Spanish pubcaster Television Espanola, capitalizing on the festival's penchant for socially charged films, will offer a new award — namely Spanish broadcast rights — for the film that best portrays the "female universe." There are several contenders, including two Spanish films in the Official Section — both from veteran female directors. From the director of "Take My Eyes," Iciar Bollain's "Mataharis," about a detective agency run by women, will have its world premiere the first weekend of the festival. Gracia Querejeta's "Seven Billiards Tables" looks at a woman's efforts to rebuild her life.
Lest anyone think a political and socially conscious atmosphere anathema to fun, San Sebastian enjoys the reputation among buyers as being one of the most fun events of the year.
"San Sebastian has a great selection of movies and it's always a fantastic all-round experience," says U.K.-based acquisitions exec Alexandra Rossi of New Line Cinema. "The food is sublime and the town so beautiful."
The festival's size also appeals to buyers.
"Aside from being very well-organized, the size allows you to see lots of different films and meet with everyone," Spanish producer-distributor Wanda's Miguel Morales says. Wanda is co-producer on official competition entry "Embodiment" and Spanish distributor of "Earth" and "Buddha Collapsed Out of Shame," also in the official section, as well as Carlos Saura's "Fados," screening in the Zabaltegi section.
One of the favorite sections is the Zabaltegi, with its mix of New Directors and Pearls from previous festivals. Pearls gives festivalgoers a chance to catch up with films they may have missed at previous events in the year, while New Directors offers first- and second-time filmmakers a slot in an international venue and a shot at the coveted €90,000 ($120,000) Altadis-New Directors Award.
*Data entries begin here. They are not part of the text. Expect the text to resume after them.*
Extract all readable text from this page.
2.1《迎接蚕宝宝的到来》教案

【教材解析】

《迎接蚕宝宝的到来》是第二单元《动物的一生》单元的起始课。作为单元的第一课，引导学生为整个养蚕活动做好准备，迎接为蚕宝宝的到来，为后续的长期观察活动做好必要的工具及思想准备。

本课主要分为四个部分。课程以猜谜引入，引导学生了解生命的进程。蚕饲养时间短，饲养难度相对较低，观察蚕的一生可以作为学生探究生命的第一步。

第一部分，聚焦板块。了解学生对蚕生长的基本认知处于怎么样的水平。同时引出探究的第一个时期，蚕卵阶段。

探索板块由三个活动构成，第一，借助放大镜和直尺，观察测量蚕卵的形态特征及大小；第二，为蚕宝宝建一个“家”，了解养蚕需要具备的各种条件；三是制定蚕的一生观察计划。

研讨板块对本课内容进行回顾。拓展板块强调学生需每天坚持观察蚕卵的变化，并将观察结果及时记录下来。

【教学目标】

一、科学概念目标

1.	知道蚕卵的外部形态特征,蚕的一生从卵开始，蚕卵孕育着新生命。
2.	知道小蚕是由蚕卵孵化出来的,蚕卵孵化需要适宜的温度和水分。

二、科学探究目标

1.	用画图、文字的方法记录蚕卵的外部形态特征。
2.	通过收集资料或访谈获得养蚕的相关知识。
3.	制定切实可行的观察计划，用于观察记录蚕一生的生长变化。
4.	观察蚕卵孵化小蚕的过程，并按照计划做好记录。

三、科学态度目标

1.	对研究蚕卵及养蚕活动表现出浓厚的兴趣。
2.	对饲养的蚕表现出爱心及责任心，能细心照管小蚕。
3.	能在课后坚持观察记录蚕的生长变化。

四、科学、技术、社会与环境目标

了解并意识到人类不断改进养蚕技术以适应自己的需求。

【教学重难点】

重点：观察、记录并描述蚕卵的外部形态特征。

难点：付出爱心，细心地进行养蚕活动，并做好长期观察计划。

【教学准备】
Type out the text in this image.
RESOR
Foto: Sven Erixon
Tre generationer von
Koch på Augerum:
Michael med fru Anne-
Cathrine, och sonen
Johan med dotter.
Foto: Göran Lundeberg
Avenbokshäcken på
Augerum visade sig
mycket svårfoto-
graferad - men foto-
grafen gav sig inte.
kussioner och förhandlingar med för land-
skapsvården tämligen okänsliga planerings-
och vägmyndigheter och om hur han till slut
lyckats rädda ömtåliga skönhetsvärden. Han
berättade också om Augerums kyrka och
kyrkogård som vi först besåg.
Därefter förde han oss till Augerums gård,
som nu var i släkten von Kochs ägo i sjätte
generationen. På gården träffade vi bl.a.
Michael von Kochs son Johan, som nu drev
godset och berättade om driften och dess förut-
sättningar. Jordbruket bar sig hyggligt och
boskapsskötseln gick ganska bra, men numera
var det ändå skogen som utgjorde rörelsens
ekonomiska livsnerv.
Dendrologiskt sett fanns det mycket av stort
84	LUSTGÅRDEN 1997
"For me, San Sebastian is the best platform our film could have," says Iker Montfort, producer of Max Lemcke's "Casual Day," running in the New Directors showcase. "San Sebastian is on the same level as Cannes or Berlin when it comes to launching a film."
San Sebastian's role as a gateway between Latin America and Europe continues to be a potent ingredient.
"The festival's Latin flavor strengthens San Sebastian," Morales says. "The impact and prestige in Latin America are almost greater than in Spain."
The Latin Horizons section showcases Latin American movies not yet released in Spain and offers a €30,000 ($41,000) Horizontes Award. Additionally, the Films in Progress section helps unfinished Latin American projects find funds for postproduction and gives the winner a foothold in the international festival circuit by promising a spot in next year's lineup.
Star power this year comes in the form of Richard Gere and Liv Ullmann, who will receive Donostia Lifetime Achievement Awards. Viggo Mortensen, Samuel L. Jackson and Demi Moore — among others — also are expected in town during the festival.